EEMV targets the MSCI Emerging Markets Minimum Volatility Index and holds 315 stocks. The ETF's three-year standard deviation of 11.31% is well the 14.88% found on the MSCI Emerging Markets Index. EEMV allocates over 40% of its weight to Chinese and Taiwanese stocks.

Investors considering EEMV should note that is fund, like other low volatility ETFs, focuses more more slow and stable companies, the low volatility strategy may underperform more growth-oriented stocks if the markets turn around.

ETF of the Week: Xtrackers Harvest CSI 500 China A-Shares Small Cap ETF (ASHS)
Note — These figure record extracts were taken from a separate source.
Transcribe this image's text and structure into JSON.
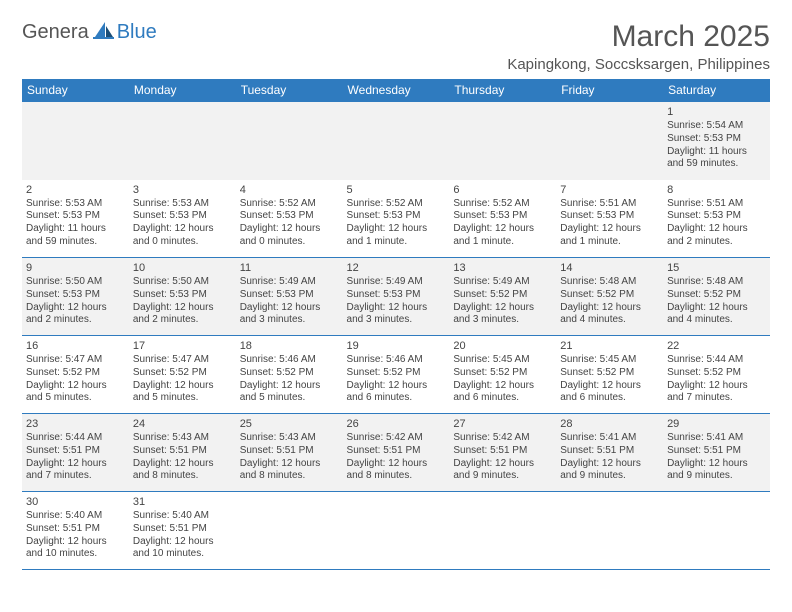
{
  "header": {
    "logo_part1": "Genera",
    "logo_part2": "Blue",
    "month_title": "March 2025",
    "location": "Kapingkong, Soccsksargen, Philippines"
  },
  "style": {
    "accent_color": "#2F7BBF",
    "alt_row_bg": "#f2f2f2",
    "text_color": "#444444",
    "header_text": "#555555",
    "title_fontsize": 30,
    "location_fontsize": 15,
    "dayheader_fontsize": 12,
    "cell_fontsize": 10
  },
  "calendar": {
    "type": "table",
    "day_headers": [
      "Sunday",
      "Monday",
      "Tuesday",
      "Wednesday",
      "Thursday",
      "Friday",
      "Saturday"
    ],
    "weeks": [
      [
        null,
        null,
        null,
        null,
        null,
        null,
        {
          "n": "1",
          "sr": "Sunrise: 5:54 AM",
          "ss": "Sunset: 5:53 PM",
          "dl": "Daylight: 11 hours and 59 minutes."
        }
      ],
      [
        {
          "n": "2",
          "sr": "Sunrise: 5:53 AM",
          "ss": "Sunset: 5:53 PM",
          "dl": "Daylight: 11 hours and 59 minutes."
        },
        {
          "n": "3",
          "sr": "Sunrise: 5:53 AM",
          "ss": "Sunset: 5:53 PM",
          "dl": "Daylight: 12 hours and 0 minutes."
        },
        {
          "n": "4",
          "sr": "Sunrise: 5:52 AM",
          "ss": "Sunset: 5:53 PM",
          "dl": "Daylight: 12 hours and 0 minutes."
        },
        {
          "n": "5",
          "sr": "Sunrise: 5:52 AM",
          "ss": "Sunset: 5:53 PM",
          "dl": "Daylight: 12 hours and 1 minute."
        },
        {
          "n": "6",
          "sr": "Sunrise: 5:52 AM",
          "ss": "Sunset: 5:53 PM",
          "dl": "Daylight: 12 hours and 1 minute."
        },
        {
          "n": "7",
          "sr": "Sunrise: 5:51 AM",
          "ss": "Sunset: 5:53 PM",
          "dl": "Daylight: 12 hours and 1 minute."
        },
        {
          "n": "8",
          "sr": "Sunrise: 5:51 AM",
          "ss": "Sunset: 5:53 PM",
          "dl": "Daylight: 12 hours and 2 minutes."
        }
      ],
      [
        {
          "n": "9",
          "sr": "Sunrise: 5:50 AM",
          "ss": "Sunset: 5:53 PM",
          "dl": "Daylight: 12 hours and 2 minutes."
        },
        {
          "n": "10",
          "sr": "Sunrise: 5:50 AM",
          "ss": "Sunset: 5:53 PM",
          "dl": "Daylight: 12 hours and 2 minutes."
        },
        {
          "n": "11",
          "sr": "Sunrise: 5:49 AM",
          "ss": "Sunset: 5:53 PM",
          "dl": "Daylight: 12 hours and 3 minutes."
        },
        {
          "n": "12",
          "sr": "Sunrise: 5:49 AM",
          "ss": "Sunset: 5:53 PM",
          "dl": "Daylight: 12 hours and 3 minutes."
        },
        {
          "n": "13",
          "sr": "Sunrise: 5:49 AM",
          "ss": "Sunset: 5:52 PM",
          "dl": "Daylight: 12 hours and 3 minutes."
        },
        {
          "n": "14",
          "sr": "Sunrise: 5:48 AM",
          "ss": "Sunset: 5:52 PM",
          "dl": "Daylight: 12 hours and 4 minutes."
        },
        {
          "n": "15",
          "sr": "Sunrise: 5:48 AM",
          "ss": "Sunset: 5:52 PM",
          "dl": "Daylight: 12 hours and 4 minutes."
        }
      ],
      [
        {
          "n": "16",
          "sr": "Sunrise: 5:47 AM",
          "ss": "Sunset: 5:52 PM",
          "dl": "Daylight: 12 hours and 5 minutes."
        },
        {
          "n": "17",
          "sr": "Sunrise: 5:47 AM",
          "ss": "Sunset: 5:52 PM",
          "dl": "Daylight: 12 hours and 5 minutes."
        },
        {
          "n": "18",
          "sr": "Sunrise: 5:46 AM",
          "ss": "Sunset: 5:52 PM",
          "dl": "Daylight: 12 hours and 5 minutes."
        },
        {
          "n": "19",
          "sr": "Sunrise: 5:46 AM",
          "ss": "Sunset: 5:52 PM",
          "dl": "Daylight: 12 hours and 6 minutes."
        },
        {
          "n": "20",
          "sr": "Sunrise: 5:45 AM",
          "ss": "Sunset: 5:52 PM",
          "dl": "Daylight: 12 hours and 6 minutes."
        },
        {
          "n": "21",
          "sr": "Sunrise: 5:45 AM",
          "ss": "Sunset: 5:52 PM",
          "dl": "Daylight: 12 hours and 6 minutes."
        },
        {
          "n": "22",
          "sr": "Sunrise: 5:44 AM",
          "ss": "Sunset: 5:52 PM",
          "dl": "Daylight: 12 hours and 7 minutes."
        }
      ],
      [
        {
          "n": "23",
          "sr": "Sunrise: 5:44 AM",
          "ss": "Sunset: 5:51 PM",
          "dl": "Daylight: 12 hours and 7 minutes."
        },
        {
          "n": "24",
          "sr": "Sunrise: 5:43 AM",
          "ss": "Sunset: 5:51 PM",
          "dl": "Daylight: 12 hours and 8 minutes."
        },
        {
          "n": "25",
          "sr": "Sunrise: 5:43 AM",
          "ss": "Sunset: 5:51 PM",
          "dl": "Daylight: 12 hours and 8 minutes."
        },
        {
          "n": "26",
          "sr": "Sunrise: 5:42 AM",
          "ss": "Sunset: 5:51 PM",
          "dl": "Daylight: 12 hours and 8 minutes."
        },
        {
          "n": "27",
          "sr": "Sunrise: 5:42 AM",
          "ss": "Sunset: 5:51 PM",
          "dl": "Daylight: 12 hours and 9 minutes."
        },
        {
          "n": "28",
          "sr": "Sunrise: 5:41 AM",
          "ss": "Sunset: 5:51 PM",
          "dl": "Daylight: 12 hours and 9 minutes."
        },
        {
          "n": "29",
          "sr": "Sunrise: 5:41 AM",
          "ss": "Sunset: 5:51 PM",
          "dl": "Daylight: 12 hours and 9 minutes."
        }
      ],
      [
        {
          "n": "30",
          "sr": "Sunrise: 5:40 AM",
          "ss": "Sunset: 5:51 PM",
          "dl": "Daylight: 12 hours and 10 minutes."
        },
        {
          "n": "31",
          "sr": "Sunrise: 5:40 AM",
          "ss": "Sunset: 5:51 PM",
          "dl": "Daylight: 12 hours and 10 minutes."
        },
        null,
        null,
        null,
        null,
        null
      ]
    ]
  }
}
The low-volatility factor investments work on the idea that they help cushion against market turns, limiting drawdowns that investors experience while providing upside potential. Consequently, the low- or min-vol strategies may produce better risk-adjusted returns over the long haul, which has been backed by extensive academic research.

“We’re constructive on EM equities, but this year is a sober reminder of the risks of EM investing. We remain positive toward EM as valuations have cheapened this year, positioning remains light, and earnings growth remains strong,” said BlackRock. “Still, investors may want to consider a minimum volatility strategy, which historically has provided some buffer during sell-offs while at the same time capturing much of the upside.”